The Document API is available as a wrapper to the Java client and as an interface in the Aerospike gateway (also known as the REST client). The Document API library will be ported to other programming languages with an Aerospike client. With the upcoming capability to index deeply nested elements, Aerospike Database 6 enhances the development of applications that use a document model approach. Combined with strong consistency and Aerospike’s ability to scale up to petabytes of data and hundreds of billions of objects, while maintaining sub-millisecond transaction latencies, it results in a document database at scale.
Since the beginning, the client has had support for a simple batch get command to allow multiple records (or bins within them) to be retrieved together based on a list of keys.
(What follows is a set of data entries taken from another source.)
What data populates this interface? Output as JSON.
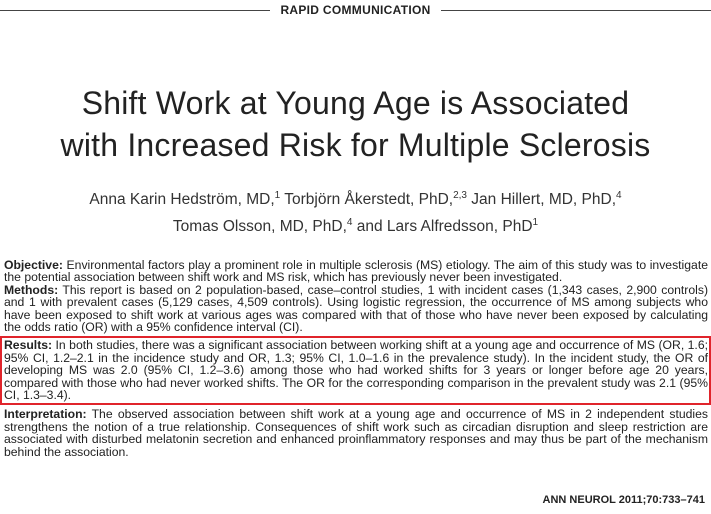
{
  "header": {
    "label": "RAPID COMMUNICATION"
  },
  "title": {
    "line1": "Shift Work at Young Age is Associated",
    "line2": "with Increased Risk for Multiple Sclerosis"
  },
  "authors": {
    "a1": "Anna Karin Hedström, MD,",
    "a1_sup": "1",
    "a2": " Torbjörn Åkerstedt, PhD,",
    "a2_sup": "2,3",
    "a3": " Jan Hillert, MD, PhD,",
    "a3_sup": "4",
    "a4": "Tomas Olsson, MD, PhD,",
    "a4_sup": "4",
    "a5": " and Lars Alfredsson, PhD",
    "a5_sup": "1"
  },
  "abstract": {
    "objective_label": "Objective:",
    "objective_text": " Environmental factors play a prominent role in multiple sclerosis (MS) etiology. The aim of this study was to investigate the potential association between shift work and MS risk, which has previously never been investigated.",
    "methods_label": "Methods:",
    "methods_text": " This report is based on 2 population-based, case–control studies, 1 with incident cases (1,343 cases, 2,900 controls) and 1 with prevalent cases (5,129 cases, 4,509 controls). Using logistic regression, the occurrence of MS among subjects who have been exposed to shift work at various ages was compared with that of those who have never been exposed by calculating the odds ratio (OR) with a 95% confidence interval (CI).",
    "results_label": "Results:",
    "results_text": " In both studies, there was a significant association between working shift at a young age and occurrence of MS (OR, 1.6; 95% CI, 1.2–2.1 in the incidence study and OR, 1.3; 95% CI, 1.0–1.6 in the prevalence study). In the incident study, the OR of developing MS was 2.0 (95% CI, 1.2–3.6) among those who had worked shifts for 3 years or longer before age 20 years, compared with those who had never worked shifts. The OR for the corresponding comparison in the prevalent study was 2.1 (95% CI, 1.3–3.4).",
    "interpretation_label": "Interpretation:",
    "interpretation_text": " The observed association between shift work at a young age and occurrence of MS in 2 independent studies strengthens the notion of a true relationship. Consequences of shift work such as circadian disruption and sleep restriction are associated with disturbed melatonin secretion and enhanced proinflammatory responses and may thus be part of the mechanism behind the association."
  },
  "citation": "ANN NEUROL 2011;70:733–741",
  "colors": {
    "highlight_border": "#e0242b"
  }
}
Similarly, a batch command checks on the existence of multiple keys all at once from a specified list of keys.
Later the client added the ability to execute the same multioperation transaction against a list of keys in parallel, using the batch operate command, but limited the type of operations in the transaction to read-only ones.
With server 6.0, the addition of batch write commands (delete, operate transactions without restrictions on write operations) completes the ability of a developer to batch anything in their application — reads, writes, updates, deletes or user-defined functions (UDFs). Logically related operations can be sent all at once to the database cluster.
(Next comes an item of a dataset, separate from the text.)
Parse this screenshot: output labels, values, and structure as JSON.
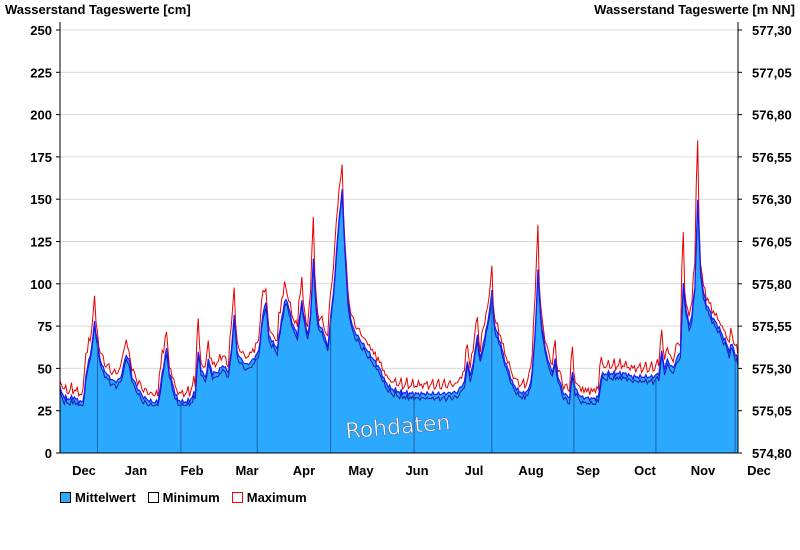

Batch writes are more efficient than asynchronously launching a series of commands at the server. Using batch:
- Reduces the round-trip time (RTT) needed to complete all the operations, lowering the overall latency.
- Reduces network traffic, using fewer connections and combining operations into fewer IP packets.
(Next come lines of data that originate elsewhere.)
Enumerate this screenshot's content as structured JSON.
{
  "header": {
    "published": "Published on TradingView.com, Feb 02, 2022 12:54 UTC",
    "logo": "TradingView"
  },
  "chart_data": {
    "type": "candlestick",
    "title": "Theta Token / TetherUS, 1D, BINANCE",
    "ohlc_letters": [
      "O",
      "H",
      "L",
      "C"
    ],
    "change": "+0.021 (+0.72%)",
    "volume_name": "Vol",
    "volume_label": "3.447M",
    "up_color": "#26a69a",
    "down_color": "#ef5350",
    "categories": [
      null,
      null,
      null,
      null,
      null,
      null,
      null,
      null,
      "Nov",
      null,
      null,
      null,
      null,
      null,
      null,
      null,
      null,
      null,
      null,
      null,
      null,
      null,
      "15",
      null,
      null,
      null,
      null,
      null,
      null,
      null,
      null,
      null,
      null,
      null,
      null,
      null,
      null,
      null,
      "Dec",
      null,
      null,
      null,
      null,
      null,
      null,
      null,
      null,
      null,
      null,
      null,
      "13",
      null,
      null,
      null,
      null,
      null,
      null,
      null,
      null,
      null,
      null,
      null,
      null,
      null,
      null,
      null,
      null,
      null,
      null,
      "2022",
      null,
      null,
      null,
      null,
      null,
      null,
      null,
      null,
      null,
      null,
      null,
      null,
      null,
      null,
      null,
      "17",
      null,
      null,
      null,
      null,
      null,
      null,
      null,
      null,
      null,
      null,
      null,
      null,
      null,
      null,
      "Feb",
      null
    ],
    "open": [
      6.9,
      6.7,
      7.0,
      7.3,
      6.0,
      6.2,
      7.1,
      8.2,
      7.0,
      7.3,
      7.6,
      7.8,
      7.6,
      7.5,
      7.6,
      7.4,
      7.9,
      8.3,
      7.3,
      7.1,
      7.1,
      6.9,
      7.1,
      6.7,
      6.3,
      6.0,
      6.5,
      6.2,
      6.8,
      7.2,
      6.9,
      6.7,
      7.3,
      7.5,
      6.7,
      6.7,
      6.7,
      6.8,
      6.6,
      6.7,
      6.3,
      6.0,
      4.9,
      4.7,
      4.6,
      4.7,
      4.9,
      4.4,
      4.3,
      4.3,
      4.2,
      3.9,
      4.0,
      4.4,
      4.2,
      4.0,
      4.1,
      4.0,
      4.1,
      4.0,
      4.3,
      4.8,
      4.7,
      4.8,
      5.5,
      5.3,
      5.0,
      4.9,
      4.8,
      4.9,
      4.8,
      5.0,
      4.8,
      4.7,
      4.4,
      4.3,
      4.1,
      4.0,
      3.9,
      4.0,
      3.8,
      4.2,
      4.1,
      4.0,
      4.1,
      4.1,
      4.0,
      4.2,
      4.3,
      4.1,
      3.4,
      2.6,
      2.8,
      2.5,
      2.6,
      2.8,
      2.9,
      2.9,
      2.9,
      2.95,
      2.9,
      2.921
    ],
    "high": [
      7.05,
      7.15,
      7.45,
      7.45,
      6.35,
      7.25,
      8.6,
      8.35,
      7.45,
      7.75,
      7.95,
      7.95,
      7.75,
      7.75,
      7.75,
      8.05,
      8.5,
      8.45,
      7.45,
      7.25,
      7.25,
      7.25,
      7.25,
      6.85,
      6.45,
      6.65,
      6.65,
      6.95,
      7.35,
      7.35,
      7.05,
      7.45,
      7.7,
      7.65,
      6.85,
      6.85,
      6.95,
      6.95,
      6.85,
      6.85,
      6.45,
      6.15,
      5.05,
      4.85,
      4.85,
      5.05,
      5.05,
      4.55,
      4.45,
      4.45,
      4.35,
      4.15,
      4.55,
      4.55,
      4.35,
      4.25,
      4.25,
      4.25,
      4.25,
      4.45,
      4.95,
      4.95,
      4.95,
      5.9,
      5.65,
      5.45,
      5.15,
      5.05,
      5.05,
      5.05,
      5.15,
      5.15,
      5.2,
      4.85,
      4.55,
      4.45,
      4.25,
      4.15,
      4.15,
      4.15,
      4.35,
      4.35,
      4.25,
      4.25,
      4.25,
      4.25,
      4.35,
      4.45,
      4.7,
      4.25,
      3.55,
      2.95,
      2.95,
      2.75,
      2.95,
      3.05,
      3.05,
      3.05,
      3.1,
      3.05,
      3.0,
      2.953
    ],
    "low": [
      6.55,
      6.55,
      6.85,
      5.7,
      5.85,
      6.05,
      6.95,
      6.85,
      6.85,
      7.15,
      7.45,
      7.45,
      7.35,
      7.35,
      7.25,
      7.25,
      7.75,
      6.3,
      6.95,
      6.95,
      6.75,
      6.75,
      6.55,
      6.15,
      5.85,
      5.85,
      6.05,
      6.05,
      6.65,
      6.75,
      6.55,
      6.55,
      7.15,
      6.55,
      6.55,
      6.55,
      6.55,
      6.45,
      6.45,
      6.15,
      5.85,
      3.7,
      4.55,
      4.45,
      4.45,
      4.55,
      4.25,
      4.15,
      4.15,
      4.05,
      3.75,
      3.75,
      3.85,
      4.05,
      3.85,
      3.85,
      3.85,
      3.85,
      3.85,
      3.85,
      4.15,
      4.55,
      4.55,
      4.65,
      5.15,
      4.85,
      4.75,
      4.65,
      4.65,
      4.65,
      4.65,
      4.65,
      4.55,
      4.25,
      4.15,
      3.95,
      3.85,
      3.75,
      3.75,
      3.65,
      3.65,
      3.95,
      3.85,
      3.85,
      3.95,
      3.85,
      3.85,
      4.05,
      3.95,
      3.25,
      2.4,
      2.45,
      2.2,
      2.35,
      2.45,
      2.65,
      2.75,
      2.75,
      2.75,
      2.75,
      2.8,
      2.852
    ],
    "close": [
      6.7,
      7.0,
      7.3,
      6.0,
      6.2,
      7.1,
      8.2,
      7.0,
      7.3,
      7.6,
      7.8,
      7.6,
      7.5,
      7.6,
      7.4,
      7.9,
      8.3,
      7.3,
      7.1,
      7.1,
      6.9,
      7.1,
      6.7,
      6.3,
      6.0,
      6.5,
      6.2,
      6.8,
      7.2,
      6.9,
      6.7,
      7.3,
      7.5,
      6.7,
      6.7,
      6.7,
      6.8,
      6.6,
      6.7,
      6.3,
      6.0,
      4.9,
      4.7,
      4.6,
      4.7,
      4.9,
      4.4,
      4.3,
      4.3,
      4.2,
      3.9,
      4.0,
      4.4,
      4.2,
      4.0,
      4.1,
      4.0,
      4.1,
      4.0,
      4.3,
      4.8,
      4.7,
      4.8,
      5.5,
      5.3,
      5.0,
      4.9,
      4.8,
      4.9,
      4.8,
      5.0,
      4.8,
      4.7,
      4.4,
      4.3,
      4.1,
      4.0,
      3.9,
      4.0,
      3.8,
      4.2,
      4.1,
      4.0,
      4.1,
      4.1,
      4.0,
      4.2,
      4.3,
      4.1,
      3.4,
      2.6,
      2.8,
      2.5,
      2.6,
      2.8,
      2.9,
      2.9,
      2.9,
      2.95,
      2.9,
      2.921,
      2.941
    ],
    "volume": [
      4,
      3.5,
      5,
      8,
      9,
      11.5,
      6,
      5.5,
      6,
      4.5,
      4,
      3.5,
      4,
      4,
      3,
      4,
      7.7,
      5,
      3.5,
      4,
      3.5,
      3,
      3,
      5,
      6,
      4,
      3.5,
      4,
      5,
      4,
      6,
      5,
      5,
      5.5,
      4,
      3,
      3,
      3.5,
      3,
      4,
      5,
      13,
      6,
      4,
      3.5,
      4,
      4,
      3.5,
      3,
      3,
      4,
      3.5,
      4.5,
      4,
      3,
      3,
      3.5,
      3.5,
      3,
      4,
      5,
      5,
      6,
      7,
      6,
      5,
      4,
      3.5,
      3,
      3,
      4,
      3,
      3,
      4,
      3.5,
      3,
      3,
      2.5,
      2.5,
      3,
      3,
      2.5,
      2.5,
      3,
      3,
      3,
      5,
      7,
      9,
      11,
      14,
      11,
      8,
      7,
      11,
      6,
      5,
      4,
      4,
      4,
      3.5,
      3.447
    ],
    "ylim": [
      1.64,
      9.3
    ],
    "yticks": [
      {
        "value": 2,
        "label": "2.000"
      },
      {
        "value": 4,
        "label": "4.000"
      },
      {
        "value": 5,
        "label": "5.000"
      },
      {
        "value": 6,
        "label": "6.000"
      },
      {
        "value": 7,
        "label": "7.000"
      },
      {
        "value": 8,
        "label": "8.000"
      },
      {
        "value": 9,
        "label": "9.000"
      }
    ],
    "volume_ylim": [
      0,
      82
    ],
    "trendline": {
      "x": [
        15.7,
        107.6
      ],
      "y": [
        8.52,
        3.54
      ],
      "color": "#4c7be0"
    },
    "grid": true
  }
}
- Improves parallelization, supporting faster data ingest.
Developers of applications used in heavy writes or mixed workloads should consider converting from async writes to batch for better performance and a more stable cluster.
Server 6.0 adds three new granular privileges for role-based access control:
- The index-admin privilege grants a user the ability to add and drop secondary indexes.
- The udf-admin privilege grants users the ability to add and remove UDF modules.
Previously these privileges were only available through the data-admin privilege, which some users were reluctant to grant widely. The truncate privilege is now a standalone privilege and no longer a part of the write privilege. Users representing applications that perform truncates should be granted the truncate privilege to one of their roles.
The breaking changes in server version 6.0 include:
- A storage format change (the addition of a 4-byte end marker to each record) requires that persistent storage devices (with the exception of PMEM) be erased as part of the upgrade. The header (first 8MiB) of raw SSD devices must be zeroized. See SSD Initialization.
- Several configuration parameters have been renamed or removed:
- A small number of configuration parameters have been renamed.
- scan-max-done to query-max-done
- scan-threads-limit to query-threads-limit
- background-scan-max-rps to background-query-max-rps
- single-scan-threads to single-query-threads
- The following query configuration parameters were removed.
- The batch-without-digests configuration parameter was removed.
- A small number of configuration parameters have been renamed.
- The truncate privilege needs to be granted to applications using truncates. It is no longer part of the write privilege.
- The long-deprecated Predicate Filtering (PredExp) was removed. Use Filter Expressions.
- The “scan” module of the jobs: info command has been removed. Use the “query” module instead.
- Be aware that scan- and query-related metrics have changed. We will publish a separate blog to detail these changes.
- The jobs: info command, initially deprecated in server 5.7, is scheduled to be removed after six more months. Use query-show.
- The scan-show info command is now deprecated. Use query-show.
- The scan-abort info command is now deprecated. Use query-abort.
- The scan-abort-all command is now deprecated. Use query-abort-all.